Das hatte Susanns Freundin nun allerdings sie gehört: "Hey stimmt gar nicht, Sue! Glaub ihr kein Wort, Jonas! Susann hätte in der Schule an jedem Finger drei gehabt, wenn sie gewollt hätte."
Darauf hatte Susann die passende Antwort: "Ja ...aber du hast halt auch ab und zu mal gewollt, mein süßes Stellinchen!" Fast wie eine Bestrafung für unzüchtiges Verhalten hatte meine Freundin ihrer angeblich doch besten Freundin in diesem Moment einen aufreizenden Kinderklapps auf ihren Hintern gegeben und dann zu Matthias gesagt: "Du weißt schon, dass du da ein ganz schönes Früchtchen heiratest, oder?" Matthias hatte nur gegrinst: "Früchtchen sind zum Pflücken da, oder?"
Und Stella hatte abgewiegelt: "Komm schon, Susann. Das ist lange her, ja! Und ganz so heilig warst du ja auch nicht gerade ..."
Mir war die Unterhalung eher etwas unangenehm gewesen, weil sie ja auf meinen Blicken auf Stellsa Po beruhte. Deshalb hatte ich mich gefreut, als Matthias sich im nächsten Augenblick schmunzelnd den nächsten Schwimmring geschnappt hatte und mit Stella durch die Rutsche abwärts losgebraust war.
Bevor ich mit Susann hinterhergefahren war, hatte ich meinen Arm um sie gelegt: "So so, keine Heilige?!"
"Hättest du hgerne eine Heilige als Freundin?" hatte Susann kokettiert und sich dann im rutschreifen so an meiner Seite postioniert, als wollte sie gleich das Teufelchen in mir wecken. Wir hatten uns die dann die gesamte Abfahrt hindurch geküsst.
Als wir uns unten am Rutschenausgang wieder alle vier getroffen hatten, konnte ich mir eine Idee nicht verkneifen: "Jetzt gehen Susann und ich einfach mal VOR." Das löste bei Stella ein breites Grinsen und einen leicht anrüchigen Blick zu ihrem kräftigen, großen Lover Matthias aus.

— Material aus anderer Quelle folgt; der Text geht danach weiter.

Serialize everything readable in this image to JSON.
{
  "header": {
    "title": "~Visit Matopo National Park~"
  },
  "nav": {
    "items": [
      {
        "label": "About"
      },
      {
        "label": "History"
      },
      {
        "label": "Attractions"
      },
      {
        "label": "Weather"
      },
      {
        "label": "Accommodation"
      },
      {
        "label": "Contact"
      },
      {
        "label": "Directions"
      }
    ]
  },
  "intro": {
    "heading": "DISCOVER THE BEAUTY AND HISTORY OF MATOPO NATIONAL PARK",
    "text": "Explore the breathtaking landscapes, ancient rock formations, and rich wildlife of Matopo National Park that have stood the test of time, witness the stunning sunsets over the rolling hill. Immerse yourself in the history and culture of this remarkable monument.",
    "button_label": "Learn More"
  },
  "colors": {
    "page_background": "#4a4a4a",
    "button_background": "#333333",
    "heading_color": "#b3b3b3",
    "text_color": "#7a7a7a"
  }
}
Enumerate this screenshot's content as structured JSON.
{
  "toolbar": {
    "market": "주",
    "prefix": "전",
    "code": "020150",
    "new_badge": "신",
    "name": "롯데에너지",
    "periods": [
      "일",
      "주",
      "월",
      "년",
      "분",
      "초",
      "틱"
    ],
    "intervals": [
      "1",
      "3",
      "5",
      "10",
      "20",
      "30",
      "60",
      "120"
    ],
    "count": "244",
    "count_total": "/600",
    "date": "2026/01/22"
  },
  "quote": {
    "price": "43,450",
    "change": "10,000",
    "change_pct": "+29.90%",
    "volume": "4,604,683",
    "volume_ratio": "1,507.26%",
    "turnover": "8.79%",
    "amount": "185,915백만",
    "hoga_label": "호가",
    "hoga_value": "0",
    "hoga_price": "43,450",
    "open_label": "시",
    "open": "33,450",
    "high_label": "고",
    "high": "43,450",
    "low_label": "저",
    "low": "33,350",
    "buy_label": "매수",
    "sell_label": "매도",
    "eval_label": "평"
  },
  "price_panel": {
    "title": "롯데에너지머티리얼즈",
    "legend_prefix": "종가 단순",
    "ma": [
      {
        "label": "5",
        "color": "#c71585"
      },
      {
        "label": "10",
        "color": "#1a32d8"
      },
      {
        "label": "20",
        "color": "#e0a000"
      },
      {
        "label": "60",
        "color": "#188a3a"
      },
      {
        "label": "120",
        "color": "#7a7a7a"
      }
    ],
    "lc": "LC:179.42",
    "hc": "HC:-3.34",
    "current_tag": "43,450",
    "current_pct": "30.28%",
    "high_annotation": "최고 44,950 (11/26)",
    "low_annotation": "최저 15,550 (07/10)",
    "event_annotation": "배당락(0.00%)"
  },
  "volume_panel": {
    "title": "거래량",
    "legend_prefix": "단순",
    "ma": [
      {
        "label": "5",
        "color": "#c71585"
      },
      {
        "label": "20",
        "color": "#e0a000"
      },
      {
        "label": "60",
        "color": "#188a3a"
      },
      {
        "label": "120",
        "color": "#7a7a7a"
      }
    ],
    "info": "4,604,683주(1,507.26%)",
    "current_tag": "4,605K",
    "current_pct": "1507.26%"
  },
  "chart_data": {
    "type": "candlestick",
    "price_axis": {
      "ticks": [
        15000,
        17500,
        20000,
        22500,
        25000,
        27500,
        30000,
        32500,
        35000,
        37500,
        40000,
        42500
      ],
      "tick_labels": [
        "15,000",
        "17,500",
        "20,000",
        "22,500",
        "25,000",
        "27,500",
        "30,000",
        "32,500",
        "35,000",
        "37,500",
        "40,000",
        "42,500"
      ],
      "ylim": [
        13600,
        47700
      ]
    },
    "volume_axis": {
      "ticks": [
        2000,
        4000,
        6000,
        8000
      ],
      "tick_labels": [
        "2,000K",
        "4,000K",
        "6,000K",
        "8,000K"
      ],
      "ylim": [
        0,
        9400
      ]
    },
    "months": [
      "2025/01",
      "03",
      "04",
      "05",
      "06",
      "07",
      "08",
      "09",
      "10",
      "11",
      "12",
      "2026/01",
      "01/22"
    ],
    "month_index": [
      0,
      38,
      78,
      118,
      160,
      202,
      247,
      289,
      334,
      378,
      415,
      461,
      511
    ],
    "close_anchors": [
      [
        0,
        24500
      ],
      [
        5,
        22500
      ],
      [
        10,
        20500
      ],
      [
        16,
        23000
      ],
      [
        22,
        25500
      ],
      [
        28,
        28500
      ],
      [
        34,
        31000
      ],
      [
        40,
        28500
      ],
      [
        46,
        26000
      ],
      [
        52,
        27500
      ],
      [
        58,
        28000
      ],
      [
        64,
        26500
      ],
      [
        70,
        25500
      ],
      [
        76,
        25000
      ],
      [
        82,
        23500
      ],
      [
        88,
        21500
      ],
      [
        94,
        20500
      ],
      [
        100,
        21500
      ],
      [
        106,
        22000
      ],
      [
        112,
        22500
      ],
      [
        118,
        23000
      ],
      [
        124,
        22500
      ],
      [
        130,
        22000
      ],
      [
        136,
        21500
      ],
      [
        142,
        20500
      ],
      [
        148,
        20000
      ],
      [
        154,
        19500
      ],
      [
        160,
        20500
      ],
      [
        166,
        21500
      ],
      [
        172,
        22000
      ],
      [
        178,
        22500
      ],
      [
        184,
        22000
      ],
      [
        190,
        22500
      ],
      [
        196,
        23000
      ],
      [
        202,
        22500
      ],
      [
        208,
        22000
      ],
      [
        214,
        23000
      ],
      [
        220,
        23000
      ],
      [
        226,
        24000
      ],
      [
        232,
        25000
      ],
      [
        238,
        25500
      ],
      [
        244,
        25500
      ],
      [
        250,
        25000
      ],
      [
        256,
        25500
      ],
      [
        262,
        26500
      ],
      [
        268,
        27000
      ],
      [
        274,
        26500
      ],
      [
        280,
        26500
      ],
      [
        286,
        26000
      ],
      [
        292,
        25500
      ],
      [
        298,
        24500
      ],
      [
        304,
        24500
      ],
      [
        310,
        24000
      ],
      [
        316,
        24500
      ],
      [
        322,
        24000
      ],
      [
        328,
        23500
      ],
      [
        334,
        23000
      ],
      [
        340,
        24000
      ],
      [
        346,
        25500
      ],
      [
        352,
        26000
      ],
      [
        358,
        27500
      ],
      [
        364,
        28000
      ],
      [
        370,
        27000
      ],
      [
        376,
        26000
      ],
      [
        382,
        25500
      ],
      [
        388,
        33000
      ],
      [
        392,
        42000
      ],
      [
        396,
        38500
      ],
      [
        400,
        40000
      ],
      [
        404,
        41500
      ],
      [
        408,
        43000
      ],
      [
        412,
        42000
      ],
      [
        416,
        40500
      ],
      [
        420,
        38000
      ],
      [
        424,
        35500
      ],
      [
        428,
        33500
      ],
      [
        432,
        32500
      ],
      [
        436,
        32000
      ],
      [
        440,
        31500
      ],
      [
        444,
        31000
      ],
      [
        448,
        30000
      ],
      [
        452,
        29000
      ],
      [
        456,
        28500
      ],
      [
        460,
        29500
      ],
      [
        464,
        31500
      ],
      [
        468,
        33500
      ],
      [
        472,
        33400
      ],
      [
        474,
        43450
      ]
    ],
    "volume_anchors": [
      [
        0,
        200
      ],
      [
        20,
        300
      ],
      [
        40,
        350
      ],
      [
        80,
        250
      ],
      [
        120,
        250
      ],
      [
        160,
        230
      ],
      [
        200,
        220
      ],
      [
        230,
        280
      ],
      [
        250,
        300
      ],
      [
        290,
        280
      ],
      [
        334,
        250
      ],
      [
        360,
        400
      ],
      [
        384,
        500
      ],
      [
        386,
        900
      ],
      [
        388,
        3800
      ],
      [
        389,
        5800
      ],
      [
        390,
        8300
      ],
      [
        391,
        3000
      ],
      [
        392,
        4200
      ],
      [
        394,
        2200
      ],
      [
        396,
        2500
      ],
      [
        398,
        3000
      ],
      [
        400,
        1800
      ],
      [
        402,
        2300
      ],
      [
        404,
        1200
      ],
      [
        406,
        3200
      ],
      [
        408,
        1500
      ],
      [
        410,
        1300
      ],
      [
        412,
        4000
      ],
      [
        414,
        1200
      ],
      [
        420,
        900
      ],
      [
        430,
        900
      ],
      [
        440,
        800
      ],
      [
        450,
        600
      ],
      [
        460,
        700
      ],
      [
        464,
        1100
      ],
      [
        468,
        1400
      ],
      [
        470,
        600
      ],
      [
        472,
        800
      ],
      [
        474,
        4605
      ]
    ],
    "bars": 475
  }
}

Auf dem Weg nach oben hatte ich dann natürlich Lust bekommen, das Spielchen umzudrehen. Nun hatte ich meine Hand auf Susanns Po wandern lassen, was Stella hinter uns noch breiter grinsen ließ. Matthias hatte die 'herausforderung angenommen und blickte fast demonatrativ mit geschürzten Lippen zu, wie ich nun den Po meiner Freundin mit zwei Fingern so antippte, dass ihre Haut über dem weichen Pogewebe sich eindrückte, kurz erzitterte und dann wieder straffte.
Damit war für mich der 'Ausgleich' wieder hergestellt
Dann aber hatte Matthias ganz unvermittelt seine hübsche Freundin dicht an sich gezogen und war mit ihr auf die selbe Treppenstufe gekommen, auf der ich mich Susann stand. Das war ausgesprochen eng, denn diese Treppe war nicht sonderlich breit. Stella stand dadurch dicht neben Susann und legte ihre auf meinen Handrücken auf Susanns Po. Matthias hatte es sofort bemerkt und grinste mich einfach nur wissend an. Ich war völlig irritiert gewesen, als ich plötzlich unter meiner Hand Susanns Bikininaht mit ihrem weichem Po darunter und auf meinem Handrücken die weiche, wässrige Hand Stellas gespürt hatte. Meine Verwirrung hatte noch zugenommen, als Susann nun im Gegenzug ihre Hand auch auf Stellas Po gelegt hatte und Matthias nach einiger Zeit seine Hand wiederum auf Sussanns Handrücken gelegt hatte. Für einige Momente hate ich den Atem angehalten und gar nicht gewußt, was ich in so einer Situation tun sollte. Aber ich hatte es einfach mit Humor genommen und zufrieden zugesehen, dass sich Mattias und Stella nun verliebt küssten.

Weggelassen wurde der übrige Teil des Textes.